Kung Pao Chicken (or Gong Bao Ji Ding)
is a popular dish from Northern and Sichuan restaurants
in China. It's different from any other type of kung pao in the world because this one includes peanuts. The recipe's origins are traced back to Huaiyang cuisine, which is one of the culinary traditions of Chinese food. It does not serve as an indispensable dish on the plate; its name meaning “battering plum sauce” is derived from the two distinctive elements in it namely the sour douchi which has been immersed into the revolting red vinegar and the mildly spicy sauce heated up with roasted peanuts (though there are variations of this recipe base) — those are what make it flavourful.
According to Islamic law, halal Chinese food is made with fresh and natural ingredients. Using cooking techniques and styles influenced by other cultures, cooking methods, spices, and food items are made halal. As halal food inspections have progressed in China, chefs at restaurants all over the world have begun creating variations of the traditional Chinese dish known as Kung Pao Chicken.
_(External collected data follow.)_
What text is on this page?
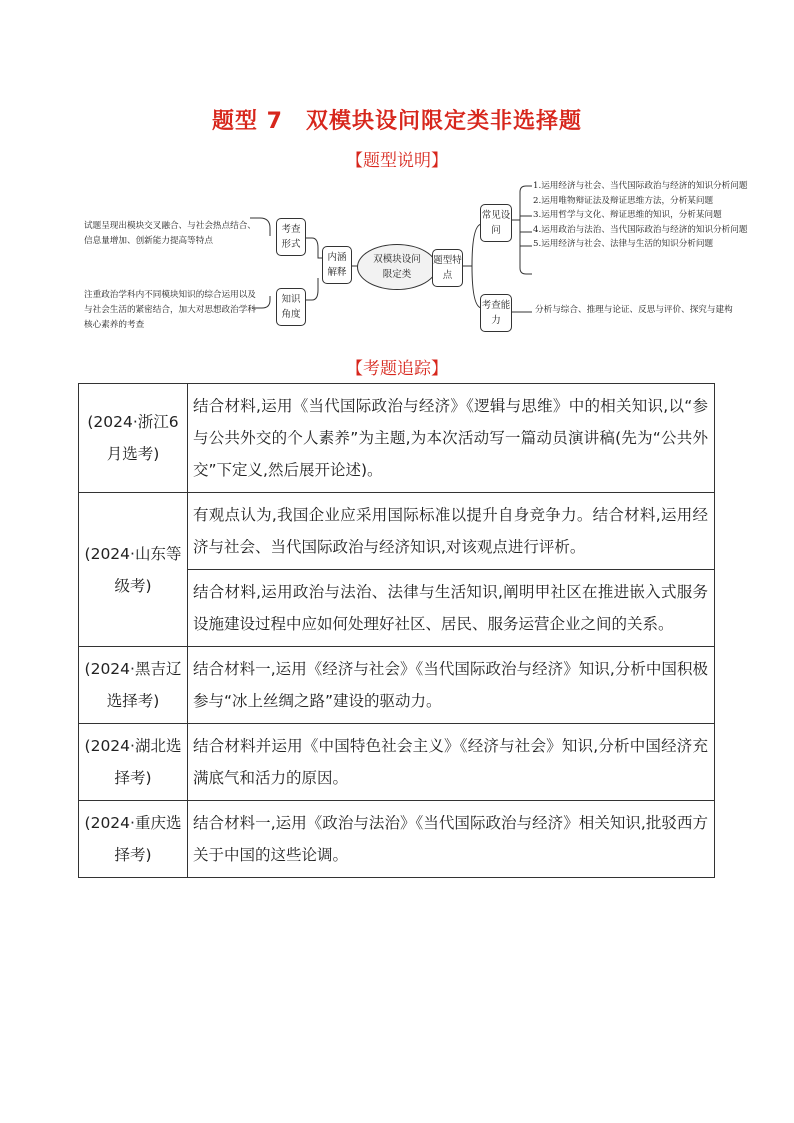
题型 7　双模块设问限定类非选择题
【题型说明】
试题呈现出模块交叉融合、与社会热点结合、信息量增加、创新能力提高等特点
注重政治学科内不同模块知识的综合运用以及与社会生活的紧密结合，加大对思想政治学科核心素养的考查
考查形式
知识角度
内涵解释
双模块设问限定类
题型特点
常见设问
考查能力
1.运用经济与社会、当代国际政治与经济的知识分析问题
2.运用唯物辩证法及辩证思维方法，分析某问题
3.运用哲学与文化、辩证思维的知识，分析某问题
4.运用政治与法治、当代国际政治与经济的知识分析问题
5.运用经济与社会、法律与生活的知识分析问题
分析与综合、推理与论证、反思与评价、探究与建构
【考题追踪】
(2024·浙江6月选考)	结合材料,运用《当代国际政治与经济》《逻辑与思维》中的相关知识,以“参与公共外交的个人素养”为主题,为本次活动写一篇动员演讲稿(先为“公共外交”下定义,然后展开论述)。
(2024·山东等级考)	有观点认为,我国企业应采用国际标准以提升自身竞争力。结合材料,运用经济与社会、当代国际政治与经济知识,对该观点进行评析。
	结合材料,运用政治与法治、法律与生活知识,阐明甲社区在推进嵌入式服务设施建设过程中应如何处理好社区、居民、服务运营企业之间的关系。
(2024·黑吉辽选择考)	结合材料一,运用《经济与社会》《当代国际政治与经济》知识,分析中国积极参与“冰上丝绸之路”建设的驱动力。
(2024·湖北选择考)	结合材料并运用《中国特色社会主义》《经济与社会》知识,分析中国经济充满底气和活力的原因。
(2024·重庆选择考)	结合材料一,运用《政治与法治》《当代国际政治与经济》相关知识,批驳西方关于中国的这些论调。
The Sichuan-style dish traditionally has a prominent presence of dry-roasted whole chilis and peanuts in the chili sauce which creates its flavor similarity to American Szechuan cuisine dishes such as Kung Pao chicken bites as well as providing an integral spiciness for chi main dishes.
It was discovered that it became a popular dish thanks to an American chef who traveled there and experienced it firsthand. So what is Kung Pao Chicken all about? Something has to be relatively spicy for people from the Shaanxi region, but I'll leave that question up to you (aka Google)
Kung Pao Chicken
Ingredients: Carrots and cucumbers, stir-fried with salt and chili pepper. Chicken in dice, mushroom, garlic, and ginger, stir fried with Oyster sauce Peanuts combined with corn starch.
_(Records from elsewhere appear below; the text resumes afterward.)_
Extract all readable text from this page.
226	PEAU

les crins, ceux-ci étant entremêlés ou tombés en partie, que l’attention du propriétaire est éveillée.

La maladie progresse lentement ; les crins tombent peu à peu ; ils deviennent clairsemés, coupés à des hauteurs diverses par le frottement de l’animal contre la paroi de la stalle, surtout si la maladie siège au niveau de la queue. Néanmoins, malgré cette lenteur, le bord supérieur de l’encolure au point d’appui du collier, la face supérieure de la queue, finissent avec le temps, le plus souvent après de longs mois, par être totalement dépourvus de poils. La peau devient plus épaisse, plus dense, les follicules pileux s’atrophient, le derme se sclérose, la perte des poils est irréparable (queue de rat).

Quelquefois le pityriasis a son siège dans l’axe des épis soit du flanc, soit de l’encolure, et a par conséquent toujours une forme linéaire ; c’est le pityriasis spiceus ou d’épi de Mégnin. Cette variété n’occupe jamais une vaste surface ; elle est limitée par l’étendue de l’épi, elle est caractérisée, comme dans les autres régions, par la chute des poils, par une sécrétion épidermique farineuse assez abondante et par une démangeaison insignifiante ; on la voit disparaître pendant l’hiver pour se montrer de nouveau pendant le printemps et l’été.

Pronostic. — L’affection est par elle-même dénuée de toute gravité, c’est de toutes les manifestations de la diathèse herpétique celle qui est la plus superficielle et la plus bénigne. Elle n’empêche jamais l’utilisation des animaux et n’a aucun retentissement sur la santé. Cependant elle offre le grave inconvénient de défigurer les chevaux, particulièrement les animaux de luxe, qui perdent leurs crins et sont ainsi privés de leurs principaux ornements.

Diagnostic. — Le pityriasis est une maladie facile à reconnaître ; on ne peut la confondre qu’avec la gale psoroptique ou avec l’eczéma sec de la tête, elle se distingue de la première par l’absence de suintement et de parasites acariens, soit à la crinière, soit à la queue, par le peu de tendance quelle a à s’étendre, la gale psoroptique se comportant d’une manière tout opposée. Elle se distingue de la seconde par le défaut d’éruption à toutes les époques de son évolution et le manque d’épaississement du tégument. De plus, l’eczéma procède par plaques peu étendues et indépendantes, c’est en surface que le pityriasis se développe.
Marinate the chicken dice with light soy sauce then stir-fry with dark soy until the meat is tender.
Add mushrooms and continue cooking at 20-second intervals until they are firm but tender.
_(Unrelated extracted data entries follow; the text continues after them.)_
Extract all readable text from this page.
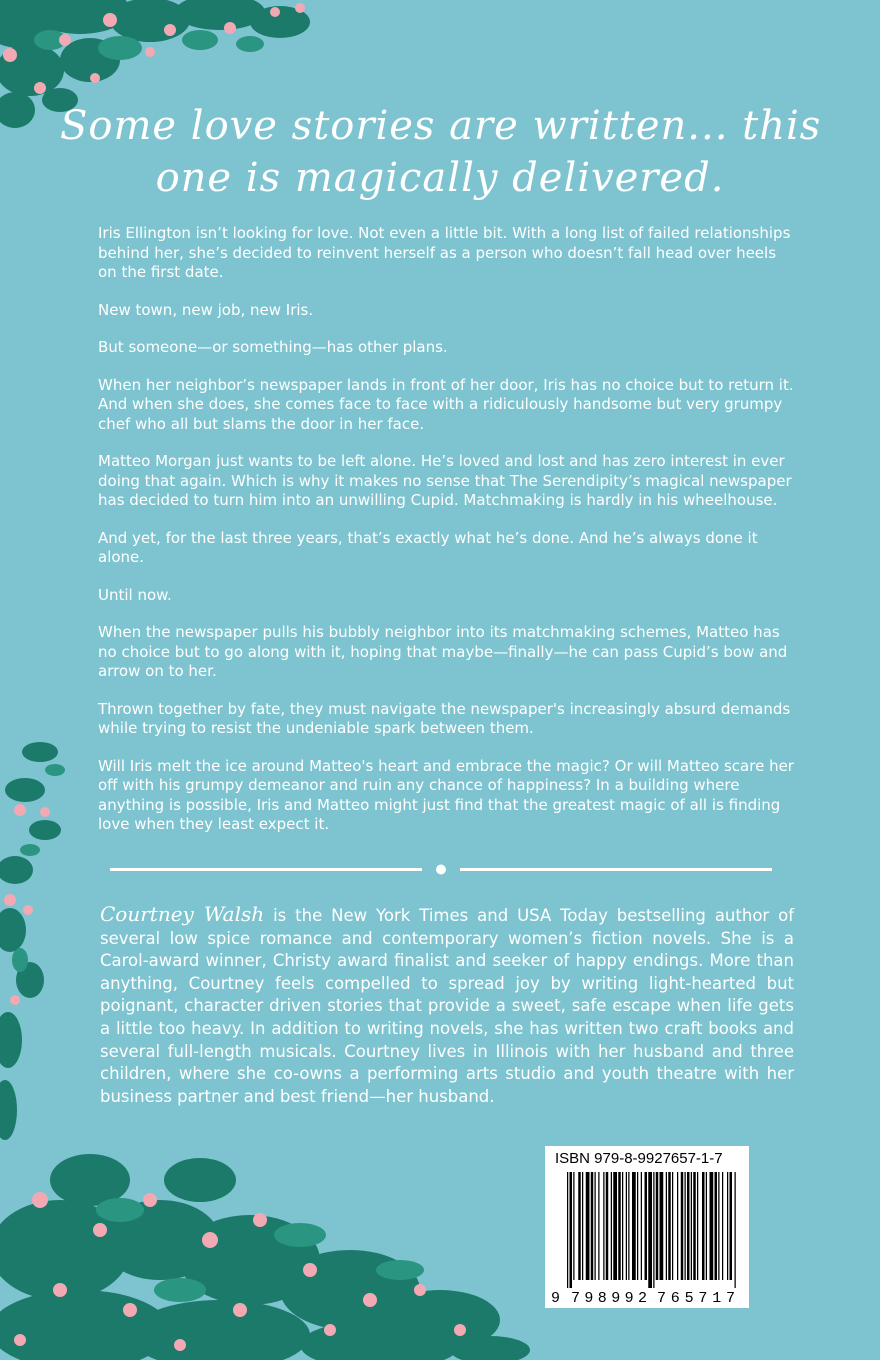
Some love stories are written... this
one is magically delivered.

Iris Ellington isn’t looking for love. Not even a little bit. With a long list of failed relationships behind her, she’s decided to reinvent herself as a person who doesn’t fall head over heels on the first date.

New town, new job, new Iris.

But someone—or something—has other plans.

When her neighbor’s newspaper lands in front of her door, Iris has no choice but to return it. And when she does, she comes face to face with a ridiculously handsome but very grumpy chef who all but slams the door in her face.

Matteo Morgan just wants to be left alone. He’s loved and lost and has zero interest in ever doing that again. Which is why it makes no sense that The Serendipity’s magical newspaper has decided to turn him into an unwilling Cupid. Matchmaking is hardly in his wheelhouse.

And yet, for the last three years, that’s exactly what he’s done. And he’s always done it alone.

Until now.

When the newspaper pulls his bubbly neighbor into its matchmaking schemes, Matteo has no choice but to go along with it, hoping that maybe—finally—he can pass Cupid’s bow and arrow on to her.

Thrown together by fate, they must navigate the newspaper's increasingly absurd demands while trying to resist the undeniable spark between them.

Will Iris melt the ice around Matteo's heart and embrace the magic? Or will Matteo scare her off with his grumpy demeanor and ruin any chance of happiness? In a building where anything is possible, Iris and Matteo might just find that the greatest magic of all is finding love when they least expect it.

Courtney Walsh is the New York Times and USA Today bestselling author of several low spice romance and contemporary women’s fiction novels. She is a Carol-award winner, Christy award finalist and seeker of happy endings. More than anything, Courtney feels compelled to spread joy by writing light-hearted but poignant, character driven stories that provide a sweet, safe escape when life gets a little too heavy. In addition to writing novels, she has written two craft books and several full-length musicals. Courtney lives in Illinois with her husband and three children, where she co-owns a performing arts studio and youth theatre with her business partner and best friend—her husband.
ISBN 979-8-9927657-1-7
9 798992 765717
Add carrots and cucumbers cubes and stir-fry for a further 2 minutes. After cooking, add peanuts to the wok while it is still on medium heat.
Add some oyster sauce to the wok keep turning and keep mixing.
Mix the starch with water in a bowl, pour this liquid into the wok, stir until thickened, and combine everything.
Sensation of this dish should be spicy, slightly sweet with strong fragrance of Sichuan pepper. So you can adjust the amount of chilli sauce, sugar you put in for this dish.